Même si les commandes en provenance des pays hors zone euro restent dynamiques (3,6 % début 2012), le poids de la zone euro reste trop fort pour que les exportations vers les pays émergents puissent compenser le recul des commandes adressées par la zone euro à l’Allemagne, ce qui se répercutera inévitablement sur la croissance allemande. Le PIB devrait donc progresser moins rapidement en 2012 qu’en 2011 (0,9 % selon l’OFCE[3], après 3,1 %). L’Allemagne échapperait donc à la récession sauf si la contraction budgétaire devait s’amplifier dans l’ensemble de la zone euro. En effet, le ralentissement de la croissance ne permettra pas aux Etats membres de respecter leurs engagements budgétaires en 2012 et 2013, ce qui pourrait les conduire à décider de nouvelles mesures restrictives qui réduiraient d’autant la croissance dans l’ensemble de la zone euro et donc la demande adressée à leurs partenaires. Dans ce cas, l’Allemagne n’échapperait pas à la récession.

Enfin, le rôle du commerce extérieur n’est pas seulement essentiel pour la croissance et pour l’emploi en Allemagne. Il pourrait également s’immiscer dans les négociations menées par la France et l’Allemagne sur la gouvernance de la zone euro. La croissance relative des pays jouera en effet sur le rapport de force entre les deux pays. Le ralentissement prévu de la croissance en Allemagne traduit bien ses intérêts contradictoires entre le maintien de ses débouchés commerciaux et ses craintes vis-à-vis du fonctionnement de la zone euro et du coût pour ses finances publiques d’un soutien plus large aux pays les plus fragiles. Si ce dernier aspect a pour l’instant dominé, la position allemande pourrait évoluer à partir du moment où ses intérêts commerciaux sont menacés, d’autant plus que la chancelière allemande négocie avec l’opposition parlementaire pour ratifier le pacte budgétaire, opposition qui pourrait réclamer des mesures de soutien à la croissance en Europe comme le fait le nouveau président français.

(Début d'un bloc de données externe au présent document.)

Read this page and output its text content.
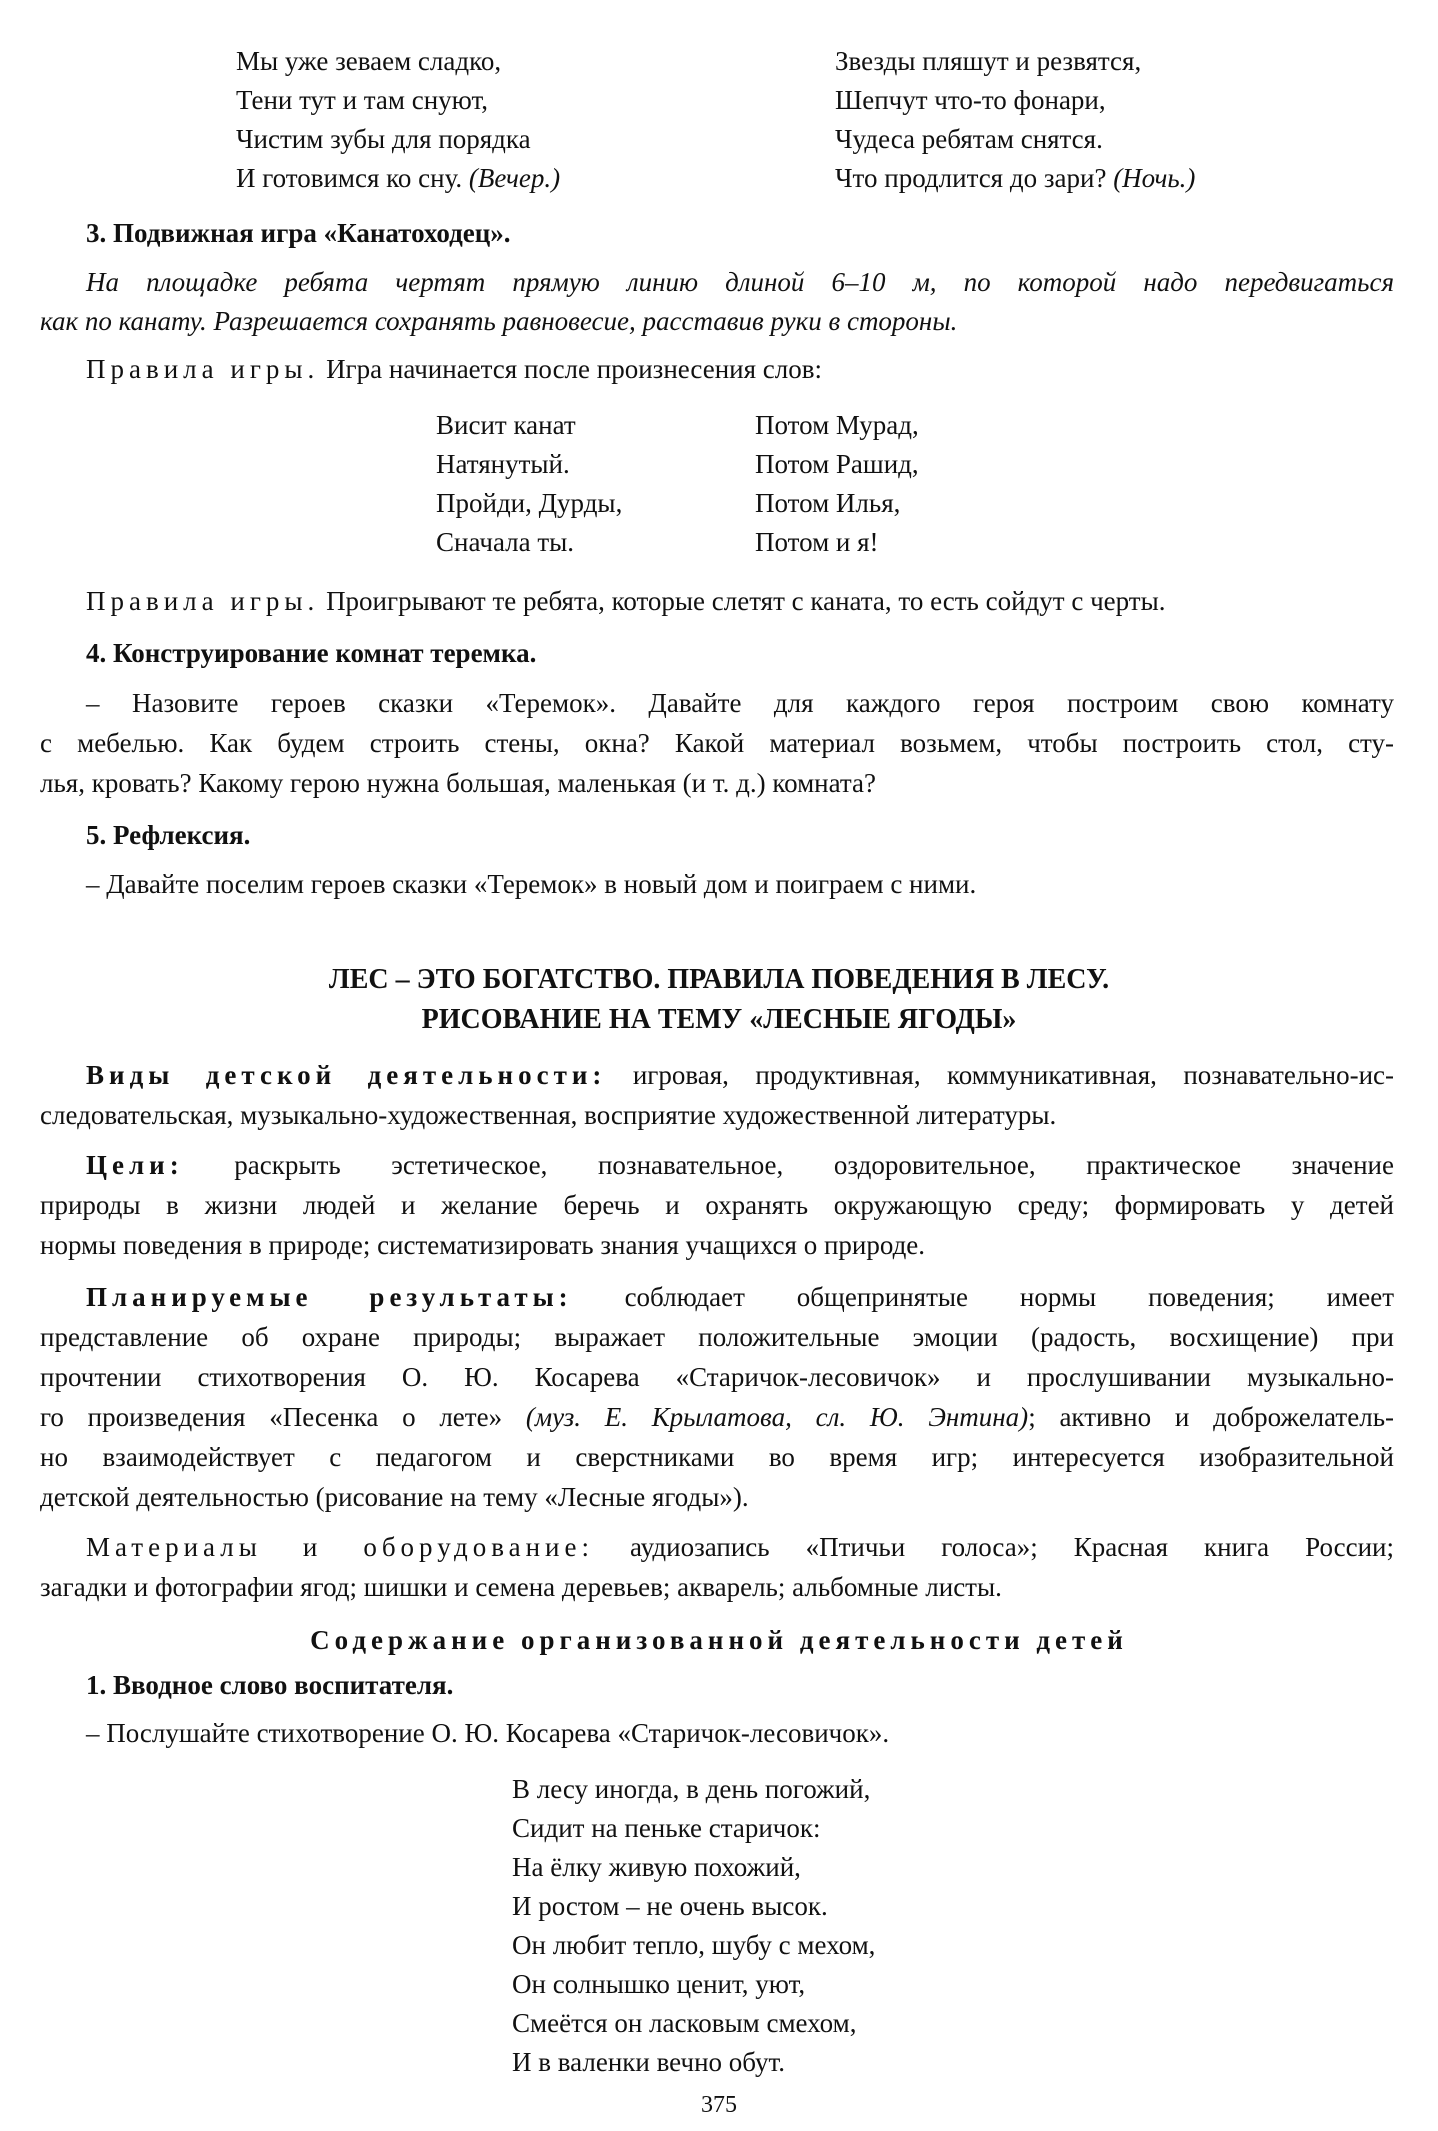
Мы уже зеваем сладко,
Тени тут и там снуют,
Чистим зубы для порядка
И готовимся ко сну. (Вечер.)
Звезды пляшут и резвятся,
Шепчут что-то фонари,
Чудеса ребятам снятся.
Что продлится до зари? (Ночь.)
3. Подвижная игра «Канатоходец».
На площадке ребята чертят прямую линию длиной 6–10 м, по которой надо передвигаться
как по канату. Разрешается сохранять равновесие, расставив руки в стороны.
Правила игры. Игра начинается после произнесения слов:
Висит канат
Натянутый.
Пройди, Дурды,
Сначала ты.
Потом Мурад,
Потом Рашид,
Потом Илья,
Потом и я!
Правила игры. Проигрывают те ребята, которые слетят с каната, то есть сойдут с черты.
4. Конструирование комнат теремка.
– Назовите героев сказки «Теремок». Давайте для каждого героя построим свою комнату
с мебелью. Как будем строить стены, окна? Какой материал возьмем, чтобы построить стол, сту-
лья, кровать? Какому герою нужна большая, маленькая (и т. д.) комната?
5. Рефлексия.
– Давайте поселим героев сказки «Теремок» в новый дом и поиграем с ними.
ЛЕС – ЭТО БОГАТСТВО. ПРАВИЛА ПОВЕДЕНИЯ В ЛЕСУ.
РИСОВАНИЕ НА ТЕМУ «ЛЕСНЫЕ ЯГОДЫ»
Виды детской деятельности: игровая, продуктивная, коммуникативная, познавательно-ис-
следовательская, музыкально-художественная, восприятие художественной литературы.
Цели: раскрыть эстетическое, познавательное, оздоровительное, практическое значение
природы в жизни людей и желание беречь и охранять окружающую среду; формировать у детей
нормы поведения в природе; систематизировать знания учащихся о природе.
Планируемые результаты: соблюдает общепринятые нормы поведения; имеет
представление об охране природы; выражает положительные эмоции (радость, восхищение) при
прочтении стихотворения О. Ю. Косарева «Старичок-лесовичок» и прослушивании музыкально-
го произведения «Песенка о лете» (муз. Е. Крылатова, сл. Ю. Энтина); активно и доброжелатель-
но взаимодействует с педагогом и сверстниками во время игр; интересуется изобразительной
детской деятельностью (рисование на тему «Лесные ягоды»).
Материалы и оборудование: аудиозапись «Птичьи голоса»; Красная книга России;
загадки и фотографии ягод; шишки и семена деревьев; акварель; альбомные листы.
Содержание организованной деятельности детей
1. Вводное слово воспитателя.
– Послушайте стихотворение О. Ю. Косарева «Старичок-лесовичок».
В лесу иногда, в день погожий,
Сидит на пеньке старичок:
На ёлку живую похожий,
И ростом – не очень высок.
Он любит тепло, шубу с мехом,
Он солнышко ценит, уют,
Смеётся он ласковым смехом,
И в валенки вечно обут.
375
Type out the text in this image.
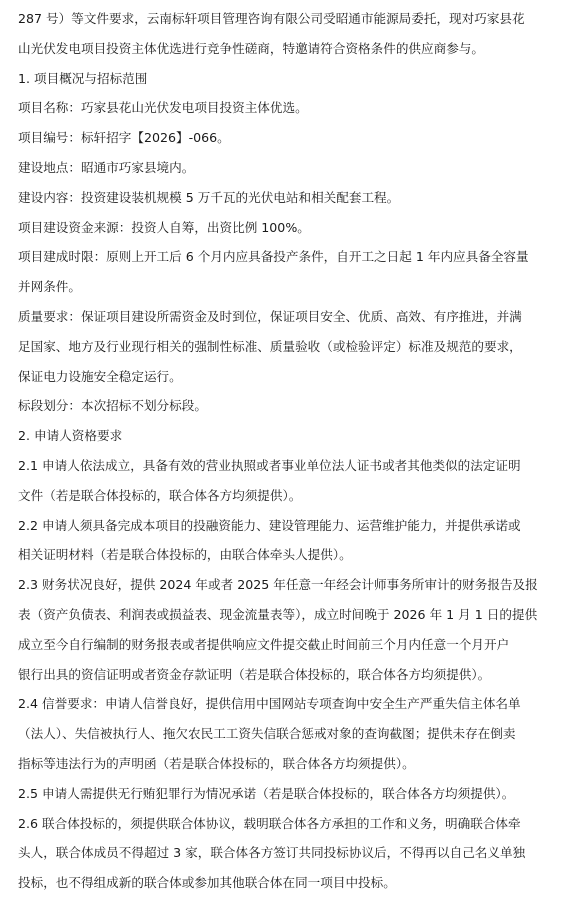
287 号）等文件要求，云南标轩项目管理咨询有限公司受昭通市能源局委托，现对巧家县花

山光伏发电项目投资主体优选进行竞争性磋商，特邀请符合资格条件的供应商参与。

1. 项目概况与招标范围

项目名称：巧家县花山光伏发电项目投资主体优选。

项目编号：标轩招字【2026】-066。

建设地点：昭通市巧家县境内。

建设内容：投资建设装机规模 5 万千瓦的光伏电站和相关配套工程。

项目建设资金来源：投资人自筹，出资比例 100%。

项目建成时限：原则上开工后 6 个月内应具备投产条件，自开工之日起 1 年内应具备全容量

并网条件。

质量要求：保证项目建设所需资金及时到位，保证项目安全、优质、高效、有序推进，并满

足国家、地方及行业现行相关的强制性标准、质量验收（或检验评定）标准及规范的要求，

保证电力设施安全稳定运行。

标段划分：本次招标不划分标段。

2. 申请人资格要求

2.1 申请人依法成立，具备有效的营业执照或者事业单位法人证书或者其他类似的法定证明

文件（若是联合体投标的，联合体各方均须提供）。

2.2 申请人须具备完成本项目的投融资能力、建设管理能力、运营维护能力，并提供承诺或

相关证明材料（若是联合体投标的，由联合体牵头人提供）。

2.3 财务状况良好，提供 2024 年或者 2025 年任意一年经会计师事务所审计的财务报告及报

表（资产负债表、利润表或损益表、现金流量表等），成立时间晚于 2026 年 1 月 1 日的提供

成立至今自行编制的财务报表或者提供响应文件提交截止时间前三个月内任意一个月开户

银行出具的资信证明或者资金存款证明（若是联合体投标的，联合体各方均须提供）。

2.4 信誉要求：申请人信誉良好，提供信用中国网站专项查询中安全生产严重失信主体名单

（法人）、失信被执行人、拖欠农民工工资失信联合惩戒对象的查询截图；提供未存在倒卖

指标等违法行为的声明函（若是联合体投标的，联合体各方均须提供）。

2.5 申请人需提供无行贿犯罪行为情况承诺（若是联合体投标的，联合体各方均须提供）。

2.6 联合体投标的，须提供联合体协议，载明联合体各方承担的工作和义务，明确联合体牵

头人，联合体成员不得超过 3 家，联合体各方签订共同投标协议后，不得再以自己名义单独

投标，也不得组成新的联合体或参加其他联合体在同一项目中投标。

[1] Mesuré par l’écart entre les exportations et les importations de biens.

[2] Voir aussi J.-C. Bricongne, L. Fontagné et G. Gaulier (2011) : « Une analyse détaillée de la concurrence commerciale entre la France et l’Allemagne », Présentation séminaire Fourgeaud.

[3] Ce chiffre correspond à l’actualisation de notre prévision d’avril 2012 afin de tenir compte de la publication de la croissance du premier trimestre 2012.